Calle de Sueños

Halvard Johnson


In my dream, I dream I speak
only Spanish, so when I go
to Moscow to interview Mayakovsky
an interpreter must be found, and finding
one proves to be quite a task, but after
some days a dancer in the corps de ballet
at the Bolshoi turns up. She is small and thin
and graceful, and, after dancing in Russia
for several years, she has an almost perfect
command of the language. I fall in love with her
immediately, in love with the mole
on her lower lip, and we eat meals and make
love together several times, but always in
dark Moscow streets somewhere, pressed up
against the alley wall of some steamy bistro.
She shares a room with three other dancers,
and smuggling her up to my hotel room would
take more luck than I've been given for this
lifetime. Mayakovsky seems to understand
what's going on between us, but he only
smiles, very slightly. I have to get back to
Paris and can't take her with me. Or, more
truthfully, she will not come with me. Her life,
after all, is the dance. Mayakovsky knows
my heart is breaking, but doesn't say a word.
My train's chuffing out of the station. They're
both there on the platform, waving goodbye
to me. Mayakovsky is smiling. She isn't.


In my dream, I dream I am dreaming.
The dream is an old one I've had many times
before. It is the dream of flying. I dream I
am flying above a great city, high
in the dark. I amuse myself by swooping
and soaring. I hover and look into rooms
where people are sleeping or making love
or fighting or maybe just watching TV.
But mostly I soar and swoop, climbing higher
and higher, up into the night sky until the lights
of the city have become just a small point of
light down below, and then I plunge
downward faster and faster and faster, pulling
out of my dive just before hitting
some sidewalk.


Instead of hitting the sidewalk,
I plunge on through it into some
other dream, in which I am on a train
chugging into a station in Paris.

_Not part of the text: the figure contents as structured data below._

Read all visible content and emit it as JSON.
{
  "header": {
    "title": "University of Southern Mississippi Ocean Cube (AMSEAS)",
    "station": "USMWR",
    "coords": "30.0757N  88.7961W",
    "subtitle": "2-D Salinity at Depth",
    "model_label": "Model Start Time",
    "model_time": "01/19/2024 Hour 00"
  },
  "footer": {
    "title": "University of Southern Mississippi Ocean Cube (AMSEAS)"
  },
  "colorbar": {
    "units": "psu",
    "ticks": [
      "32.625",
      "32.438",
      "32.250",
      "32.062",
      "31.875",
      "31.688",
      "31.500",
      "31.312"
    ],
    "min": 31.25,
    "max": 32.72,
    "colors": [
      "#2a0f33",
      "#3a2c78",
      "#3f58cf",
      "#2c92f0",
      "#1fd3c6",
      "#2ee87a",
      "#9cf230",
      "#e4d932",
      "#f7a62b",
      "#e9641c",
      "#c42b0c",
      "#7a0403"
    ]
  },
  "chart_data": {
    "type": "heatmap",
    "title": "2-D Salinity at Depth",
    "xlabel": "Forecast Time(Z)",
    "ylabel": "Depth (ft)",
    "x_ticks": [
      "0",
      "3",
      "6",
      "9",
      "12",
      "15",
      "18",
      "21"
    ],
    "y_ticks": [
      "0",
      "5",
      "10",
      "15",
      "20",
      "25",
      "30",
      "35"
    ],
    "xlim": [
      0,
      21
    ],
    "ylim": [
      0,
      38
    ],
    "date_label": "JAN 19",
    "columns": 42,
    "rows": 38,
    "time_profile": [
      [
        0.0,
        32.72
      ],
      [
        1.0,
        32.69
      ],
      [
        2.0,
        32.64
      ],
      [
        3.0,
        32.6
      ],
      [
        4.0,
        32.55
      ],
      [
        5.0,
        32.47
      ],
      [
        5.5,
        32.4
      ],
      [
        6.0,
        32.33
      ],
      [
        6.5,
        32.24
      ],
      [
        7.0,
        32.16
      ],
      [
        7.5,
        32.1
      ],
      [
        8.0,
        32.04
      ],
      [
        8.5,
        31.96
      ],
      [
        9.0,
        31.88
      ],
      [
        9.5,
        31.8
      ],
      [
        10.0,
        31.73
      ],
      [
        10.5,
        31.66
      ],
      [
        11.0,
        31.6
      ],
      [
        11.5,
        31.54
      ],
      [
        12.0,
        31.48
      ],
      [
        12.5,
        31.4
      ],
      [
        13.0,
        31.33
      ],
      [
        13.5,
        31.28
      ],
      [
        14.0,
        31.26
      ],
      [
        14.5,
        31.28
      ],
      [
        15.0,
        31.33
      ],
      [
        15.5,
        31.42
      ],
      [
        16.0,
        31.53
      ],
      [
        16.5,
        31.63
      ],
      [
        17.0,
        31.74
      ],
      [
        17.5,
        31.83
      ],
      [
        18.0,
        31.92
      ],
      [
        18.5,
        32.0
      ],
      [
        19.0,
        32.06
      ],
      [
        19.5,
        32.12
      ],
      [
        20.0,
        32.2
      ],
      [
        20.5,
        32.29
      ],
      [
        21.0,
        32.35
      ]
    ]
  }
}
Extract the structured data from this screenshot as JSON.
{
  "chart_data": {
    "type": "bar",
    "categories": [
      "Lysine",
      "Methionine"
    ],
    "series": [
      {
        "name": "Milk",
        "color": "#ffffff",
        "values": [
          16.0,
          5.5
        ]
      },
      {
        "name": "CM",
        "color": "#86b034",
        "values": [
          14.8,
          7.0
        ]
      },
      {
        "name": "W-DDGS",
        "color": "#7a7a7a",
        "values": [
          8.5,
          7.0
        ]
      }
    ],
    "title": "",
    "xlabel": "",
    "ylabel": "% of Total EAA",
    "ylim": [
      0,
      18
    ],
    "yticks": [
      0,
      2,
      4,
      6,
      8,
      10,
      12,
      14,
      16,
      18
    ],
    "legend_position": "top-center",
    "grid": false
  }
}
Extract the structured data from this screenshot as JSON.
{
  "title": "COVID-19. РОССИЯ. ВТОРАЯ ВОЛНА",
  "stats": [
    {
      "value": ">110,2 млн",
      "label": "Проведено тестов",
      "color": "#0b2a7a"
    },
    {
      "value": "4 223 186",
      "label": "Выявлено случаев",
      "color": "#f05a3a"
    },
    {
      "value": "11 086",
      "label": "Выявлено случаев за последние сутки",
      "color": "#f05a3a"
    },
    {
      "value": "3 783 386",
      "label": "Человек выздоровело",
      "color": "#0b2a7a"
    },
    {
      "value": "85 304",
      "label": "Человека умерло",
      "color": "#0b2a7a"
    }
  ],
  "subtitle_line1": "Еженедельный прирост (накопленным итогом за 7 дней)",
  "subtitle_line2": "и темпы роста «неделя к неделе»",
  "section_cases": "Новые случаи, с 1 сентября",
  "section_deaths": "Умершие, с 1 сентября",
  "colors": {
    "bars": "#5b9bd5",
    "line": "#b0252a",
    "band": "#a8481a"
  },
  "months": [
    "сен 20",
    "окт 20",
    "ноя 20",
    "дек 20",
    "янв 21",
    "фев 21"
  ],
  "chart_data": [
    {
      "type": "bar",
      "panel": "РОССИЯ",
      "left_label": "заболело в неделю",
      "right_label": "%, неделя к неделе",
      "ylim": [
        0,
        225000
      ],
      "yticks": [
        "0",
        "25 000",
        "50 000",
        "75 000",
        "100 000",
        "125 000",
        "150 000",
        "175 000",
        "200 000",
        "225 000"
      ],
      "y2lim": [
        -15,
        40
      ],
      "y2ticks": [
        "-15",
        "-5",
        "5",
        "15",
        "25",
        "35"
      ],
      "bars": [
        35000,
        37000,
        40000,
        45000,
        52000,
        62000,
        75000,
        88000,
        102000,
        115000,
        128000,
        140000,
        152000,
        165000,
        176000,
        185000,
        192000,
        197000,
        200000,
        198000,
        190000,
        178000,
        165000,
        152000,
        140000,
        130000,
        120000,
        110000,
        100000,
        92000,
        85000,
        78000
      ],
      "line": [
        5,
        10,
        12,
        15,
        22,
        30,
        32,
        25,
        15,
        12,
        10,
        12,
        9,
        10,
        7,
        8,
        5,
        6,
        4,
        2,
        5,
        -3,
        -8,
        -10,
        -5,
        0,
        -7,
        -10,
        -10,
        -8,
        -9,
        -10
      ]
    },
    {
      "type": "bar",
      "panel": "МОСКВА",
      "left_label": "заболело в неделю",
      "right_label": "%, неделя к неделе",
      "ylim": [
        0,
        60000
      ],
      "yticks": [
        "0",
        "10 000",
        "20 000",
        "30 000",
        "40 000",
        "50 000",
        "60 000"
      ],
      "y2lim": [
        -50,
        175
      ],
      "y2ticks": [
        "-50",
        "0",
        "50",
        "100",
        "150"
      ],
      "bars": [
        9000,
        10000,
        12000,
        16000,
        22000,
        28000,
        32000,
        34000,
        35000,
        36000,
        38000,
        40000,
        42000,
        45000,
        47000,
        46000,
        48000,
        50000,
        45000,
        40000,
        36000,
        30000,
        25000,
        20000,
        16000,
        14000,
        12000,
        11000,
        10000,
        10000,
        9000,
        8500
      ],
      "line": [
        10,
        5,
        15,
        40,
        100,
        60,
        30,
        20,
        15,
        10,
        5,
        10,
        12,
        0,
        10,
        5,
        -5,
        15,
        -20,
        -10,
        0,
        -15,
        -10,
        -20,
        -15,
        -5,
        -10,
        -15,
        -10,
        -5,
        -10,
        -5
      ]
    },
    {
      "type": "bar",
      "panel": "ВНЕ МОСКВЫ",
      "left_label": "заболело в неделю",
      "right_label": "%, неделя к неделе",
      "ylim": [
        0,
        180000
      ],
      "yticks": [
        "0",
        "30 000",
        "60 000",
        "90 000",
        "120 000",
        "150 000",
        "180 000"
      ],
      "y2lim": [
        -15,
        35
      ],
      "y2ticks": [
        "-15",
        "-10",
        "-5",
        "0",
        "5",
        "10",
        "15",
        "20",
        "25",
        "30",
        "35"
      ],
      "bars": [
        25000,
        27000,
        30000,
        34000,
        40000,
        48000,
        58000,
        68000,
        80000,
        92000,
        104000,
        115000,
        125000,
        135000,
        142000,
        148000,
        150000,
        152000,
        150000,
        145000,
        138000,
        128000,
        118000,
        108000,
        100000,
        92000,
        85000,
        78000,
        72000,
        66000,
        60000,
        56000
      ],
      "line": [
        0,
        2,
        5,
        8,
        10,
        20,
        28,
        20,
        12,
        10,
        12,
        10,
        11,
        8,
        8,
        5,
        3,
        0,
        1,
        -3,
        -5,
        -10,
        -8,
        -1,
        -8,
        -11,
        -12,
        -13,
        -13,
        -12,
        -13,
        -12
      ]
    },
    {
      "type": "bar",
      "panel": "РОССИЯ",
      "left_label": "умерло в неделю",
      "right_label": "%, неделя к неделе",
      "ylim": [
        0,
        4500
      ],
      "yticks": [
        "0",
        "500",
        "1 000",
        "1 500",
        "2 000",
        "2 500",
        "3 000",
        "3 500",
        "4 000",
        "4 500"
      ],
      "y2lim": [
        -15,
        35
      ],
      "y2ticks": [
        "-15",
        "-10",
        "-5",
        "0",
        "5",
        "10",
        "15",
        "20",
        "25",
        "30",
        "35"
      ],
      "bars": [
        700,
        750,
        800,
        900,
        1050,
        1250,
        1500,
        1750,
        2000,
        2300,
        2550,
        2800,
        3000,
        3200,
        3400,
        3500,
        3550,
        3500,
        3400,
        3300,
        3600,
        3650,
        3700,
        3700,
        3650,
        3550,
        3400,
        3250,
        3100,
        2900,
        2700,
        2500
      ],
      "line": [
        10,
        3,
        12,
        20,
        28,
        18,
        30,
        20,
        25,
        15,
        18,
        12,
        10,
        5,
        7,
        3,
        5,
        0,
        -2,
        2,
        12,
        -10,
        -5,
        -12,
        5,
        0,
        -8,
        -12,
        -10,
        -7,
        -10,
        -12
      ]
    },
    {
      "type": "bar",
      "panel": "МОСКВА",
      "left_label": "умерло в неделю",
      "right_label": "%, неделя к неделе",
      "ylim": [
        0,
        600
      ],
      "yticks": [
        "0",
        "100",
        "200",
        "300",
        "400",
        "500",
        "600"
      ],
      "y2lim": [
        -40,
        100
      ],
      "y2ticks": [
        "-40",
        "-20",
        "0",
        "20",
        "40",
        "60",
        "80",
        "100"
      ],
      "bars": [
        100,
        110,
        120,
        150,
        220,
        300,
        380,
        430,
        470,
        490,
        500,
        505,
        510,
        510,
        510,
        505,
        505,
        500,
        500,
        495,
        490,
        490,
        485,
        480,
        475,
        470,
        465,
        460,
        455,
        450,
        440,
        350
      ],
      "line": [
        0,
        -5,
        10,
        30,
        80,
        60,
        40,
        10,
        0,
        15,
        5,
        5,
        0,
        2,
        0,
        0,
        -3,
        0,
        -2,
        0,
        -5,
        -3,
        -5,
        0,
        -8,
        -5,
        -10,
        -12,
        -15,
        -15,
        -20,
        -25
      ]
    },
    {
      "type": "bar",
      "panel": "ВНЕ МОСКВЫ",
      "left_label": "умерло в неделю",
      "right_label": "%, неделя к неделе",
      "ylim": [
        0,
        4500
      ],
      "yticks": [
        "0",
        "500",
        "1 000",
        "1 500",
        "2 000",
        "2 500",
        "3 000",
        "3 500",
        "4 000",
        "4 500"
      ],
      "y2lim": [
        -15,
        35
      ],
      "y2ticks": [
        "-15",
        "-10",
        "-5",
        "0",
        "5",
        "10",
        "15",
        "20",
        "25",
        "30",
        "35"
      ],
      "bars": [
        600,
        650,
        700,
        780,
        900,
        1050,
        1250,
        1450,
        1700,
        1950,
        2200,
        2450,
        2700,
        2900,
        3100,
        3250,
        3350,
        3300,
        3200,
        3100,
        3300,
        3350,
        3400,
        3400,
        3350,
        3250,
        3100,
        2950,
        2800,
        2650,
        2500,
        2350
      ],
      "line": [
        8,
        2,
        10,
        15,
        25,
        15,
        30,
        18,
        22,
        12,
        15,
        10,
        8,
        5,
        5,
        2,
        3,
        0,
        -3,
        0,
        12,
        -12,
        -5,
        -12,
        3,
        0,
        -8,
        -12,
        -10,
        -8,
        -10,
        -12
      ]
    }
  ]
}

All
of my friends--Miguel, Vicente, the others--
have turned out to greet me. They
shout their greetings in Spanish, our
common tongue. They ask about
Mayakovsky, and I have some trouble
remembering anything about him.
What comes to mind is an image--the face
of a Spanish dancer, her dark eyes,
the mole on her lower lip. "Mayakovsky?"
I say, bewildered. And then I am sitting
on the couch in my livingroom watching
late news on TV, and then I have the uneasy
feeling that I am being watched. No one
else is at home, but I have a look around anyway.
There's no one but me in the room, but when
I look out toward the dark, ever-flowing river,
I see someone hovering there, arms outstretched,
just beyond the window. I can almost make
out his face, almost make out who it is, but then
he is gone, and I fall asleep again, dreaming.